For an instant Madge herself, accustomed to the native's skill in woodcraft, as she was, gazed after him, astonished by the magic of his disappearance, and, at first, piqued not a little by his scanty courtesy. Then realizing that the mountaineer was, possibly, quite justified in feeling grave suspicions of the stranger who was with her—of any stranger coming thus, without a herald to the mountains—she turned again to Layson, and, with her hand lightly guiding him by touch as delicate, almost, as a wind-blown leaf's upon his sleeve, led him to the nearest mountain path and on, toward a point whence she could clearly point out to him the way to his own camp.
And, suddenly, her own heart throbbed with worry. Had she not done wrong in bringing this unknown and, therefore, this mysterious stranger so close upon the heart of Lorey's secret? She had chosen the path thoughtlessly. She realized that, now, and much regretted it. The man had wholly won her confidence, but had it been considerate or fair to Joe, her lifelong friend, or to the other people of the mountains who had things to hide from strangers, to be quite so frank with him in her revelation of the byways of the wilderness?
Between the mountain-dwellers and the people of the lowlands never could exist real confidence or friendship. From her babyhood she had been taught to feel suspicion of all strangers: that was, indeed, first article in the creed of all folk mountain-born. Why had she so freely dropped her mantle of reserve before this stranger? That he had saved her from the bush-fire was excuse for her own gratitude, but was it valid reason for exposing her best friends to danger at his hands, if they proved treacherous? The revenuers, she had been informed, were men of devilish craft, unscrupulous cunning. Might not this youth with the fine clothes, the splendid manner, the great learning, the soft voice, the quick resource and the undoubted bravery, very well be one of them?

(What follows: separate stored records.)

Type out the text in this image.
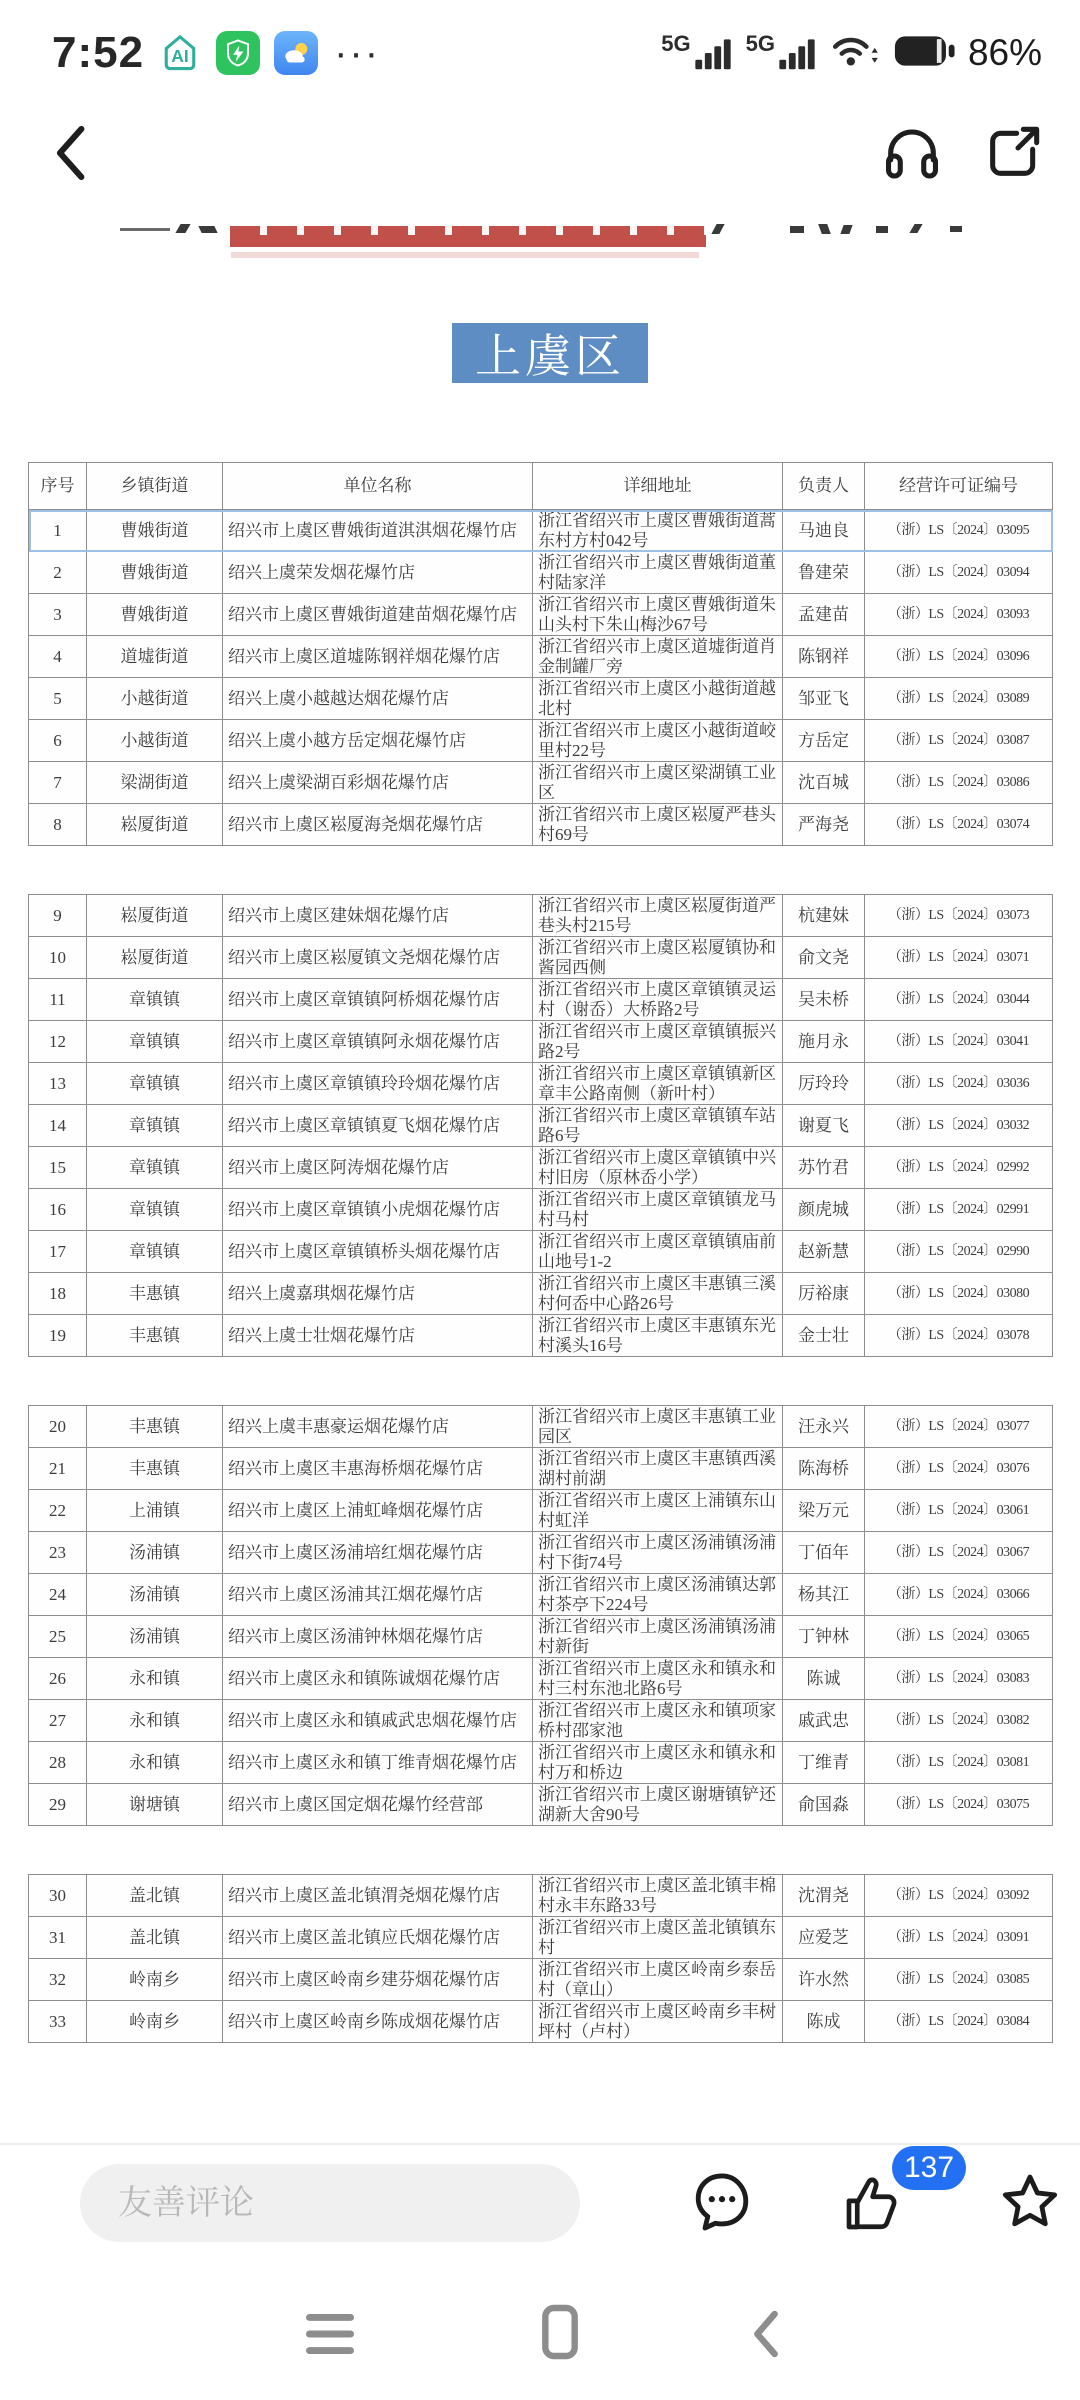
7:52	AI	···	5G	5G	86%
上虞区
序号	乡镇街道	单位名称	详细地址	负责人	经营许可证编号
1	曹娥街道	绍兴市上虞区曹娥街道淇淇烟花爆竹店	浙江省绍兴市上虞区曹娥街道蒿东村方村042号	马迪良	（浙）LS〔2024〕03095
2	曹娥街道	绍兴上虞荣发烟花爆竹店	浙江省绍兴市上虞区曹娥街道董村陆家洋	鲁建荣	（浙）LS〔2024〕03094
3	曹娥街道	绍兴市上虞区曹娥街道建苗烟花爆竹店	浙江省绍兴市上虞区曹娥街道朱山头村下朱山梅沙67号	孟建苗	（浙）LS〔2024〕03093
4	道墟街道	绍兴市上虞区道墟陈钢祥烟花爆竹店	浙江省绍兴市上虞区道墟街道肖金制罐厂旁	陈钢祥	（浙）LS〔2024〕03096
5	小越街道	绍兴上虞小越越达烟花爆竹店	浙江省绍兴市上虞区小越街道越北村	邹亚飞	（浙）LS〔2024〕03089
6	小越街道	绍兴上虞小越方岳定烟花爆竹店	浙江省绍兴市上虞区小越街道峧里村22号	方岳定	（浙）LS〔2024〕03087
7	梁湖街道	绍兴上虞梁湖百彩烟花爆竹店	浙江省绍兴市上虞区梁湖镇工业区	沈百城	（浙）LS〔2024〕03086
8	崧厦街道	绍兴市上虞区崧厦海尧烟花爆竹店	浙江省绍兴市上虞区崧厦严巷头村69号	严海尧	（浙）LS〔2024〕03074
9	崧厦街道	绍兴市上虞区建妹烟花爆竹店	浙江省绍兴市上虞区崧厦街道严巷头村215号	杭建妹	（浙）LS〔2024〕03073
10	崧厦街道	绍兴市上虞区崧厦镇文尧烟花爆竹店	浙江省绍兴市上虞区崧厦镇协和酱园西侧	俞文尧	（浙）LS〔2024〕03071
11	章镇镇	绍兴市上虞区章镇镇阿桥烟花爆竹店	浙江省绍兴市上虞区章镇镇灵运村（谢岙）大桥路2号	吴未桥	（浙）LS〔2024〕03044
12	章镇镇	绍兴市上虞区章镇镇阿永烟花爆竹店	浙江省绍兴市上虞区章镇镇振兴路2号	施月永	（浙）LS〔2024〕03041
13	章镇镇	绍兴市上虞区章镇镇玲玲烟花爆竹店	浙江省绍兴市上虞区章镇镇新区章丰公路南侧（新叶村）	厉玲玲	（浙）LS〔2024〕03036
14	章镇镇	绍兴市上虞区章镇镇夏飞烟花爆竹店	浙江省绍兴市上虞区章镇镇车站路6号	谢夏飞	（浙）LS〔2024〕03032
15	章镇镇	绍兴市上虞区阿涛烟花爆竹店	浙江省绍兴市上虞区章镇镇中兴村旧房（原林岙小学）	苏竹君	（浙）LS〔2024〕02992
16	章镇镇	绍兴市上虞区章镇镇小虎烟花爆竹店	浙江省绍兴市上虞区章镇镇龙马村马村	颜虎城	（浙）LS〔2024〕02991
17	章镇镇	绍兴市上虞区章镇镇桥头烟花爆竹店	浙江省绍兴市上虞区章镇镇庙前山地号1-2	赵新慧	（浙）LS〔2024〕02990
18	丰惠镇	绍兴上虞嘉琪烟花爆竹店	浙江省绍兴市上虞区丰惠镇三溪村何岙中心路26号	厉裕康	（浙）LS〔2024〕03080
19	丰惠镇	绍兴上虞士壮烟花爆竹店	浙江省绍兴市上虞区丰惠镇东光村溪头16号	金士壮	（浙）LS〔2024〕03078
20	丰惠镇	绍兴上虞丰惠豪运烟花爆竹店	浙江省绍兴市上虞区丰惠镇工业园区	汪永兴	（浙）LS〔2024〕03077
21	丰惠镇	绍兴市上虞区丰惠海桥烟花爆竹店	浙江省绍兴市上虞区丰惠镇西溪湖村前湖	陈海桥	（浙）LS〔2024〕03076
22	上浦镇	绍兴市上虞区上浦虹峰烟花爆竹店	浙江省绍兴市上虞区上浦镇东山村虹洋	梁万元	（浙）LS〔2024〕03061
23	汤浦镇	绍兴市上虞区汤浦培红烟花爆竹店	浙江省绍兴市上虞区汤浦镇汤浦村下街74号	丁佰年	（浙）LS〔2024〕03067
24	汤浦镇	绍兴市上虞区汤浦其江烟花爆竹店	浙江省绍兴市上虞区汤浦镇达郭村茶亭下224号	杨其江	（浙）LS〔2024〕03066
25	汤浦镇	绍兴市上虞区汤浦钟林烟花爆竹店	浙江省绍兴市上虞区汤浦镇汤浦村新街	丁钟林	（浙）LS〔2024〕03065
26	永和镇	绍兴市上虞区永和镇陈诚烟花爆竹店	浙江省绍兴市上虞区永和镇永和村三村东池北路6号	陈诚	（浙）LS〔2024〕03083
27	永和镇	绍兴市上虞区永和镇戚武忠烟花爆竹店	浙江省绍兴市上虞区永和镇项家桥村邵家池	戚武忠	（浙）LS〔2024〕03082
28	永和镇	绍兴市上虞区永和镇丁维青烟花爆竹店	浙江省绍兴市上虞区永和镇永和村万和桥边	丁维青	（浙）LS〔2024〕03081
29	谢塘镇	绍兴市上虞区国定烟花爆竹经营部	浙江省绍兴市上虞区谢塘镇铲还湖新大舍90号	俞国淼	（浙）LS〔2024〕03075
30	盖北镇	绍兴市上虞区盖北镇渭尧烟花爆竹店	浙江省绍兴市上虞区盖北镇丰棉村永丰东路33号	沈渭尧	（浙）LS〔2024〕03092
31	盖北镇	绍兴市上虞区盖北镇应氏烟花爆竹店	浙江省绍兴市上虞区盖北镇镇东村	应爱芝	（浙）LS〔2024〕03091
32	岭南乡	绍兴市上虞区岭南乡建芬烟花爆竹店	浙江省绍兴市上虞区岭南乡泰岳村（章山）	许水然	（浙）LS〔2024〕03085
33	岭南乡	绍兴市上虞区岭南乡陈成烟花爆竹店	浙江省绍兴市上虞区岭南乡丰树坪村（卢村）	陈成	（浙）LS〔2024〕03084
友善评论
137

She had once heard a mountain preacher draw a picture of the devil, which made him most attractive and in the same way that this youth was most attractive. Certain of the sympathies of his rough hearers, the man had painted Beelzebub with broad, rough, verbal strokes, as a bluegrass gentleman intent on the destruction of the honor, independence, liberty of mountaineers. The mountaineer has never and will never understand what right the government of state or nation has to interfere with whatsoe'er he does on his own land with his own corn in his own still. Just why he has no right to manufacture whiskey without paying taxes on the product he really fails to comprehend. He regards the "revenuer" as the representative of acute and cruel injustice and oppression. When he "draws a bead" on one he does it with no such thoughts as common murderers must know when they shoot down their enemies. He does not think such killings are crude murder, any more than he regards feud killings as assassinations.
With such ideas Madge had been, to some extent, imbued. With feud feeling she was quite in sympathy—had not she lost her loved ones through its awful work? Could she ever have revenge on those who had thus bereaved her through any means save similar assassination?